When Valentines kill

Zee Zee Theatre updates My Funny Valentine


Rejection is a killer.

Lawrence “Larry” Fobes King, an eighth grader from Oxnard, California, was shot twice in the head in his school computer lab on Feb 12, 2008, by his classmate Brandon McInerney. A few days before he was murdered, Larry had asked Brandon to be his Valentine.

“I first encountered the case on Ellen,” playwright Dave Deveau says. “I turned off the TV and just started googling it. I couldn’t stop reading and collected all the press I could find.”

At the time, Deveau hadn’t intended to write about the tragedy, which was darker than his usual work. But his “total outrage and heartbreak” led him to pen My Funny Valentine, the acclaimed one-man show that made its Vancouver debut two years ago. Fixated on the innocence of the act of asking to be someone’s Valentine, he started to write as if “it was a demon that needed to be exorcised.”

Following a mistrial in 2011, Brandon McInerney avoided a retrial by pleading guilty to second-degree murder, voluntary manslaughter and use of a firearm.
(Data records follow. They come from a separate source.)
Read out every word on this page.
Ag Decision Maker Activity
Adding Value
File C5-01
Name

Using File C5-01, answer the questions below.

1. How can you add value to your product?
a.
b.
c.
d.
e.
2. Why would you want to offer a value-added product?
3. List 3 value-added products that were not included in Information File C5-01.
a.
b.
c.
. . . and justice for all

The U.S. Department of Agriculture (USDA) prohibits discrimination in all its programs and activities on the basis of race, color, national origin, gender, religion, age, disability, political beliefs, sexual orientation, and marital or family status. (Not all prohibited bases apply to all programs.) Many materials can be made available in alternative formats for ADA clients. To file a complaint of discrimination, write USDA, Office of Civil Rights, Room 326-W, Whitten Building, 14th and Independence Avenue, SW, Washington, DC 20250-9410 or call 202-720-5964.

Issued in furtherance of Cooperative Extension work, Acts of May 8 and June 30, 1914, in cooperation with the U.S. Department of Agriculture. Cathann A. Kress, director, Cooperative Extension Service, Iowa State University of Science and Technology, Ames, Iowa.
His plea carries a sentence of 21 years in prison, with no credit given for time served or for good behaviour.

“I support Brandon being tried as an adult because I don’t think that this was a matter of the heat of the moment — I panicked and something happened and, oh my god, that situation and the moment got the best of me,” Deveau says. “He didn’t have a gun in his back pocket at the time. This was a planned, very strategic move.”

During the first run of My Funny Valentine, the case hadn’t yet gone to court, so for its remount, Deveau has reworked the script to include the sentencing.

“As soon as the mistrial happened and then the verdict, I rewrote the closing monologue, because ultimately [middle-school teacher] Helen is the only character who traces the entire timeline of the murder,” Deveau explains. “The closing monologue before was really about her being so caught up in the waiting game, the waiting to see how it’ll all pan out, that she goes a little off the rails, which is still the case, but for different reasons.”

The play stars Anton Lipovetsky, who was sent the script and called Deveau hours later, crying, saying he had to take on the roles. He portrays multiple characters with varying points of view because, as Deveau notes, “The case is more complicated than anyone expected. I completely disagree with at least one thing that every character says because the piece isn’t about me; it’s about us as a society reacting to something, and we’re all coming from a different place. I like to think that despite problematic politics, there’s still an innate humanity, that there’s a relatability, even if it goes against what we believe.”

 

My Funny Valentine is a reflection not only of the differing opinions on Larry’s life and death, but on gun violence, which, with a string of recent school shootings, including the Sandy Hook massacre that took 27 lives, is more topical than ever.

“You can’t kill someone without access to firearms,” Deveau says. “Sure, [Brandon] might have attacked Larry in another context — beaten him, even tried stabbing him, but it wouldn’t have been as simple as the murder that occurred.

“Do North American gun laws have anything to do with human rights? Not for a second. And that our governments haven’t stepped up to alter that insane notion and put systems into place to protect young people puts blood on their hands with every school shooting.”

Blood which cannot, nor should not, be wiped clean and forgotten. “I wrote this show to try and continue having a conversation,” Deveau says. “That’s why we’re bringing it back now. The case has ended, but what does that mean? We’re still all bogged down by the same baggage and the emotionally volatile state the case reared up in all of us, and just because someone’s been put away doesn’t make all that disappear.”